I do see the option for this download_method=DownloadMethod.REUSE_RESOURCES but I'm not sure where should I add this parameter.

    Downloading https://raw.githubusercontent.com/stanfordnlp/stanza-resources/main/resources_1.6.0.json: 367kB [00:00, 4.19MB/s]                                                                                                  
    INFO:stanza:Downloading default packages for language: en (English) ...
    INFO:stanza:File exists: /Users/mac/stanza_resources/en/default.zip
    INFO:stanza:Finished downloading models and saved to /Users/mac/stanza_resources.
    INFO:stanza:Checking for updates to resources.json in case models have been updated.  Note: this behavior can be turned off with download_method=None or download_method=DownloadMethod.REUSE_RESOURCES
    Downloading https://raw.githubusercontent.com/stanfordnlp/stanza-resources/main/resources_1.6.0.json: 367kB [00:00, 9.91MB/s]                                                                                                  
    INFO:stanza:Loading these models for language: en (English):
    ======================================
    | Processor    | Package             |
    --------------------------------------
    | tokenize     | combined            |
    | pos          | combined_charlm     |
    | lemma        | combined_nocharlm   |
    | constituency | ptb3-revised_charlm |
    | depparse     | combined_charlm     |
    | sentiment    | sstplus             |
    | ner          | ontonotes_charlm    |
    ======================================

    INFO:stanza:Using device: cpu
    INFO:stanza:Loading: tokenize
    INFO:stanza:Loading: pos
    INFO:stanza:Loading: lemma
    INFO:stanza:Loading: constituency
    INFO:stanza:Loading: depparse
    INFO:stanza:Loading: sentiment
    INFO:stanza:Loading: ner
    INFO:stanza:Done loading processors!
KoljaB commented 3 months ago

No idea about this. This is quite stanza related stuff, I did not work with this tokenizer for a long time. Can't remember major issues. Maybe checking their github helps?

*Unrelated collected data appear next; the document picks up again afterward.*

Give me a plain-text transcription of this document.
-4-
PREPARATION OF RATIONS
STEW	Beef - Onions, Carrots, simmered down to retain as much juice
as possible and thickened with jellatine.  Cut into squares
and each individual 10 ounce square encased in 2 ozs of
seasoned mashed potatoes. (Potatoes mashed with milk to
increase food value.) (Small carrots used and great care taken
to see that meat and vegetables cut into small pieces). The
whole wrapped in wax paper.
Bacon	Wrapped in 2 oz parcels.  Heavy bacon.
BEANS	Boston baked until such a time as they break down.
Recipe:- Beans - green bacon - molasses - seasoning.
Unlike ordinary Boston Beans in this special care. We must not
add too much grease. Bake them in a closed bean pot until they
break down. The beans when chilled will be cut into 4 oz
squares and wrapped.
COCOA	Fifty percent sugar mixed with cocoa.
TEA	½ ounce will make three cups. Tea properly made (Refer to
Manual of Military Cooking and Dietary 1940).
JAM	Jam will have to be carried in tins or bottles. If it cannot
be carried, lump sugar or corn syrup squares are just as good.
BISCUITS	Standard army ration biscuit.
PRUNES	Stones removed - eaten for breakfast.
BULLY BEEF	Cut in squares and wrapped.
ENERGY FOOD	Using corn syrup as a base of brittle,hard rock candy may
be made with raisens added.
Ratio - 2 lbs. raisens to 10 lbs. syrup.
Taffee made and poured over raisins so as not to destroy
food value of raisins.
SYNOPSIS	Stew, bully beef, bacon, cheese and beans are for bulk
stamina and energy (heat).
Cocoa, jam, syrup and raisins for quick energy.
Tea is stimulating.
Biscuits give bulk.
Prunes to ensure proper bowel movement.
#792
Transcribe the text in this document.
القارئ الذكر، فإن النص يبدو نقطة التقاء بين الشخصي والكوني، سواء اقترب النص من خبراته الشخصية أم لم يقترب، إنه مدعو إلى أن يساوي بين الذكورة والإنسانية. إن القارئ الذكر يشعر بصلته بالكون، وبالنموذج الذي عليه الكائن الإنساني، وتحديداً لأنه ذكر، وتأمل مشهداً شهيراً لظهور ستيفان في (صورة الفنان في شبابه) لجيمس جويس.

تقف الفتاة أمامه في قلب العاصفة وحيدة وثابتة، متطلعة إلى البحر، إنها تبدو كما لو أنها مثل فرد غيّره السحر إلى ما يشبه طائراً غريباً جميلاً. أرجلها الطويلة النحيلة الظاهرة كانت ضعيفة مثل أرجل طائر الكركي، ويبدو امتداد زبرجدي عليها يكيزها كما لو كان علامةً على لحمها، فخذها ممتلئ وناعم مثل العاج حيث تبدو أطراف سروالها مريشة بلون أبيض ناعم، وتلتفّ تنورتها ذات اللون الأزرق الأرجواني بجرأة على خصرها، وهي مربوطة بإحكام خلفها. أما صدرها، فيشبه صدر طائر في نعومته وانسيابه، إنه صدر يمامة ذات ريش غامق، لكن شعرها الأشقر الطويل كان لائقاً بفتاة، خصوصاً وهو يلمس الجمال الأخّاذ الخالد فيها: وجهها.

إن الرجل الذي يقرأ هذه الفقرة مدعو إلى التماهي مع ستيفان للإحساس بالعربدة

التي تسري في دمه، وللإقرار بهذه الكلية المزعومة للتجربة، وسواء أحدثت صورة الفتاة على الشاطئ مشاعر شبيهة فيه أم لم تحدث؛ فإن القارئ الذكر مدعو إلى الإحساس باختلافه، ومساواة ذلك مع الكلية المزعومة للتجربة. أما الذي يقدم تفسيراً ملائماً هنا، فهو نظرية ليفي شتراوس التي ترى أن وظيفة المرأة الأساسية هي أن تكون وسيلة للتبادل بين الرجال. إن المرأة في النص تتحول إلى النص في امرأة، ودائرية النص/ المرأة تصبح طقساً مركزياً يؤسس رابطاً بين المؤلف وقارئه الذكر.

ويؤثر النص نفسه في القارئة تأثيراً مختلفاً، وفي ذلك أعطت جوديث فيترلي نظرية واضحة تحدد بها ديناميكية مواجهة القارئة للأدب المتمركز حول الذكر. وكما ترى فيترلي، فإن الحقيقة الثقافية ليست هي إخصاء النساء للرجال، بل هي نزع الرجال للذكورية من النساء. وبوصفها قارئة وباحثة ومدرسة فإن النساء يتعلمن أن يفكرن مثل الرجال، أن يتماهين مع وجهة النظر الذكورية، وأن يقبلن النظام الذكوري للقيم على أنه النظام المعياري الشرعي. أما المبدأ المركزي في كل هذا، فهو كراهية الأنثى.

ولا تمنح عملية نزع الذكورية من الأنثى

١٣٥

KoljaB commented 3 months ago

How do you feed btw? You should reuse the TextToAudioStream object:

stream = TextToAudioStream(AzureEngine(speech_key='', service_region='westeurope', voice='zh-CN-XiaochenMultilingualNeural', rate='10'), log_characters=True, tokenizer="stanza", language="multilingual")
stream.feed(llm_stream)
stream.play(tokenizer="stanza", context_size=2)`

So in practice the delay should only happen 1x at Start not everytime you use the stream

eraclioone commented 3 months ago

Awesome~

Kaljami commented 3 months ago

Hi! I'm not sure if this is the correct place to ask for this since it's not an issue, but I would like to learn more about how to accomplish streaming the audio to a site or browser plugin with javascript. I would prefer to use coqui as the engine.

I don't really know any javascript, but using some code from chatgpt I have an html page with javascript to start audio generation through a websocket. I still haven't quite understood what I need to do to stream the audio output back to the browser. Would it possible for you to help me getting started with it? @KoljaB

Here's what I'm currently working with:

import asyncio
import websockets
from RealtimeTTS import TextToAudioStream, CoquiEngine
import logging

async def audio_stream(websocket, path):
    def read_file():
        file = open('text_to_read.txt','r')
        content = file.read()
        yield content

    def chunk_processor(chunk):
        _, _, sample_rate = engine.get_stream_info()

    logging.basicConfig(level=logging.INFO)    
    engine = CoquiEngine(level=logging.INFO)
    stream = TextToAudioStream(engine)

    async for audio_chunk in stream.feed(read_file()).play(log_synthesized_text=True, on_audio_chunk=chunk_processor, muted=True):
        await websocket.send(audio_chunk)

async def start_server():
    async with websockets.serve(audio_stream, "localhost", 8765):
        print("WebSocket server started on ws://localhost:8765")
        await asyncio.Future()  # run forever

if __name__ == "__main__":
    asyncio.run(start_server())

Thank you for the great work on this already! The speed of this version compared to standard Coqui is absolutely a game changer!

KoljaB commented 3 months ago

Ok, I'll try to come up with a code example how to do this in the next days.